Оставались даже не недели — считанные дни до первых бомб, до первых оторванных детских рук и ног, до первых женщин, раздавленных стенами своих же любовно обставленных гнездышек, до Гляйвица, до Вестерплятте, а эти… И, главное, были уверены, что все козыри у них на руках, и чем дольше мы будем просиживать штаны, тем для мира лучше. Хотелось отбросить политесы за их уже явной ненадобностью и попросту спросить, глядя в глаза: вы хоть понимаете, что творите? Но даже это, я прекрасно понимал, их бы не пробило. Только пожмут плечами своих блестящих, вычурных мундиров, смотревшихся рядом с простецкой формой Клима, как елочные игрушки рядом с рабочим мастерком, да брови поднимут: йес, уи, мы ищем взаимоприемлемые развязки весьма сложных и щекотливых международных… И потом — еще полчаса говорильни. А рожи самодовольные, упоенные своей неуязвимостью и заведомым, априорным превосходством: я, конечно, всех умней, всех умней, всех умней. Дом я строю из камней…
В середине дня Коба собрал нас на короткое совещание. Пора было что-то решать.
— Клим?
— Глухо, Коба, — с необычной для себя резкостью ответил Клим. Его буквально трясло от бешенства. — Глухо. Это кастраты. Они не то что воевать — они на Гитлера голос повысить и то не посмеют. Языками почесать приплыли.
— Вячеслав Михайлович?
Слава некоторое время только сопел. Видимо, подбирал формулировки помягче. Потом заговорил.
— Англичане и французы, в сущности, заталкивают нас в союзники к Гитлеру, — сказал он. — И я не исключаю, что не без дальнего прицела. Когда перед ними окажется союз двух враждебных им государств, они с чистой совестью начнут с нас. Например, с бомбардировок Баку и Грозного, чтобы лишить нас нефти с перспективой оккупировать Кавказ. И скажут: это мы с Гитлером так боремся, чтоб его танки встали и самолеты попадали.

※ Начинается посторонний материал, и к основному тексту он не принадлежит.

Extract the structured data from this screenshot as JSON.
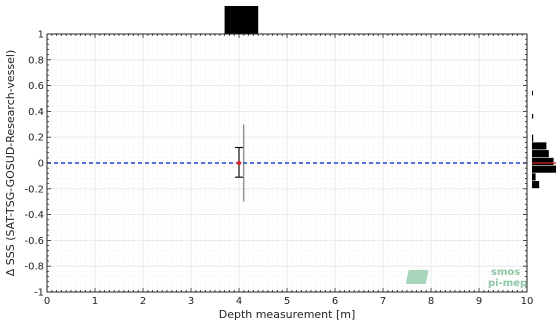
{
  "chart_data": {
    "type": "scatter",
    "title": "",
    "xlabel": "Depth measurement [m]",
    "ylabel": "Δ SSS (SAT-TSG-GOSUD-Research-vessel)",
    "xlim": [
      0,
      10
    ],
    "ylim": [
      -1,
      1
    ],
    "x_ticks": [
      "0",
      "1",
      "2",
      "3",
      "4",
      "5",
      "6",
      "7",
      "8",
      "9",
      "10"
    ],
    "y_ticks": [
      "-1",
      "-0.8",
      "-0.6",
      "-0.4",
      "-0.2",
      "0",
      "0.2",
      "0.4",
      "0.6",
      "0.8",
      "1"
    ],
    "grid": true,
    "reference_line": {
      "y": 0,
      "style": "dashed",
      "color": "#1f3fd6"
    },
    "points": [
      {
        "x": 4.0,
        "y": 0.0,
        "color": "#d62728"
      }
    ],
    "errorbars": [
      {
        "x": 4.0,
        "mean": 0.0,
        "low": -0.11,
        "high": 0.12,
        "color": "#111111"
      }
    ],
    "ranges": [
      {
        "x": 4.1,
        "low": -0.3,
        "high": 0.3,
        "color": "#555555"
      }
    ],
    "x_histogram": [
      {
        "x0": 3.7,
        "x1": 4.4,
        "value": 1.0
      }
    ],
    "y_histogram": [
      {
        "y0": -0.2,
        "y1": -0.14,
        "value": 0.3
      },
      {
        "y0": -0.14,
        "y1": -0.08,
        "value": 0.15
      },
      {
        "y0": -0.08,
        "y1": -0.02,
        "value": 1.0
      },
      {
        "y0": -0.02,
        "y1": 0.04,
        "value": 0.9
      },
      {
        "y0": 0.04,
        "y1": 0.1,
        "value": 0.7
      },
      {
        "y0": 0.1,
        "y1": 0.16,
        "value": 0.6
      },
      {
        "y0": 0.16,
        "y1": 0.22,
        "value": 0.05
      },
      {
        "y0": 0.34,
        "y1": 0.38,
        "value": 0.05
      },
      {
        "y0": 0.52,
        "y1": 0.56,
        "value": 0.04
      }
    ],
    "y_histogram_marker": {
      "y": 0.0,
      "color": "#d62728"
    },
    "colors": {
      "grid": "#e6e6e6",
      "axis": "#222222",
      "bar": "#000000"
    }
  },
  "logo": {
    "line1": "smos",
    "line2": "pi-mep",
    "color": "#8fc7a6"
  }
}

— О военном союзе с Германским рейхом речи не идет, — сдержанно напомнил Коба. — Только ненападение и наш нейтралитет. Все.
— С них станется любой наш договор задним числом назвать военным и потом действовать соответственно.

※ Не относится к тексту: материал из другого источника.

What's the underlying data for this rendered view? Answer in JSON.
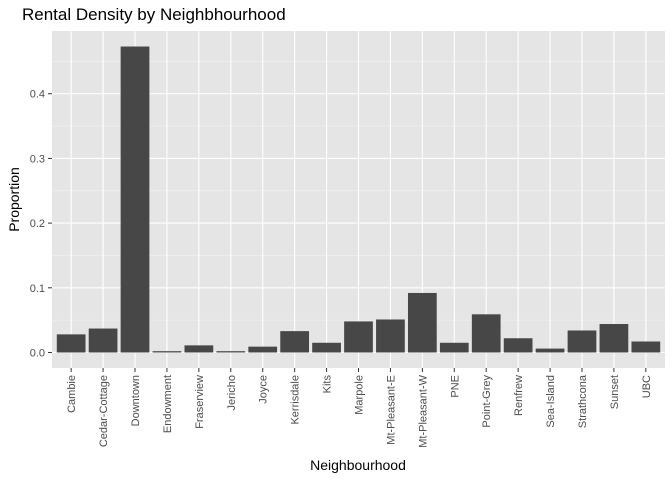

— Ну, это все эмоции. Домыслы, — Коба помолчал. Он даже не курил сегодня, и это как нельзя лучше показывало, что и он, в общении с демократами непосредственно не участвовавший, тоже кипит. — Как ты оцениваешь перспективы продолжения переговоров?
— Никак. У них установка на пустое затягивание, это уже очевидно. Как ни трудно в это поверить, какой бы дикой с нашей точки зрения такая установка ни казалась — она есть. Уже ручаюсь. А поляки… — он умолк. Похоже, просто не находил слов. Посопел, потом развел руками. — На проблеме прохода к германской границе через свою территорию их просто заклинило. А если такого прохода не будет, все договоры бесполезны. В случае конфликта нас же и обвинят, что мы не выполняем союзных обязательств. И демократам плевать будет, что нам к немцам просто не подойти.
— Анастас?
Тот тоже ответил не сразу, то ли собираясь с мыслями, то ли пытаясь сформулировать их как можно более обтекаемо.
— В смысле развития нашей промышленности, повышения обороноспособности, ускорения технологической модернизации… — начал он, как по писаному, но потом запнулся. Укусил себя за верхнюю губу. И наконец решился: — Немецкие предложения представляются достаточно приемлемыми.
Коба посмотрел на меня.
Я молчал.
И он молчал. А раз он молчал, то и все молчали.
Он смотрел, не мигая.
Я досчитал до десяти.
— Есть лишь один способ сделать возникновение нашего военного союза с Францией и Англией против Германии неизбежным, — сказал я. — Автоматическим.
И замолк. Мне казалось, я уже сказал достаточно. Любой сообразит, о чем речь, а мне не хотелось говорить дальше. Язык присыхал к нёбу. Или к глотке. Кто его разберет, куда он присыхает.